Our musician, Katrina, wrote our music and plays for us on the fiddle.
Over the years we have lost and gained members and we are always looking for new recruits.
We practise fortnightly during the winter on a Tuesday evening in the Fordingbridge area.
Should anyone be interested in joining us please contact Ursula on email@example.com .
We enjoy our dancing and Wessex are a friendly, sociable, energetic team. Morris provides us with exercise, fun and a great social life. We always welcome men who want to learn Morris dancing.
Our practice sessions are held Mondays, September to April, 8pm-10pm, at Pulham village hall in Dorset, postcode DT2 7DZ.
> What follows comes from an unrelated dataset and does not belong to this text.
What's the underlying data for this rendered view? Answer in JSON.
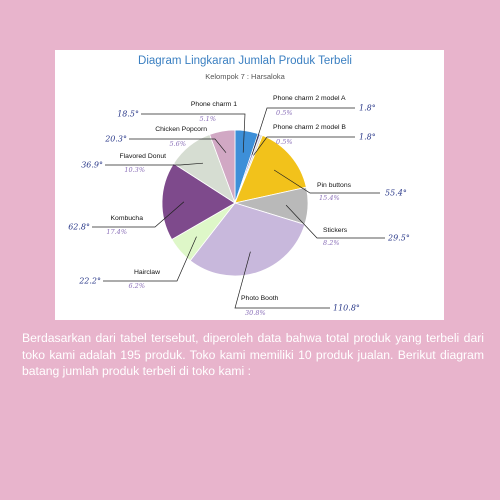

White Horse Morris is a mixed side based in South Wiltshire. Founded in 1951 as White Horse Morris Men from
the 1950s until 2011 the side remained a male Cotswold side and developed a
reputation for its excellent dancing. In
2011, with an appetite for change, the side became mixed, and introduced several
Border dances to complement our original repertoire of Cotswold dances from Adderbury, Bampton,
Bledington, Brackley, Lichfield, Fieldtown sometimes accompanied by our beast,
We are named after the White Horse of Westbury, cut into the chalk hills above where we started and practice in Wylye every Wednesday at 7.30 from September until April. www.whitehorsemorris.org.uk
Wyld Morris are a mixed Morris side of dancers and musicians dancing mostly in the Cotswold tradition. The side was born in the autumn of 2010 out of a love of the Morris and the lack of a local side that would accept a woman dancer!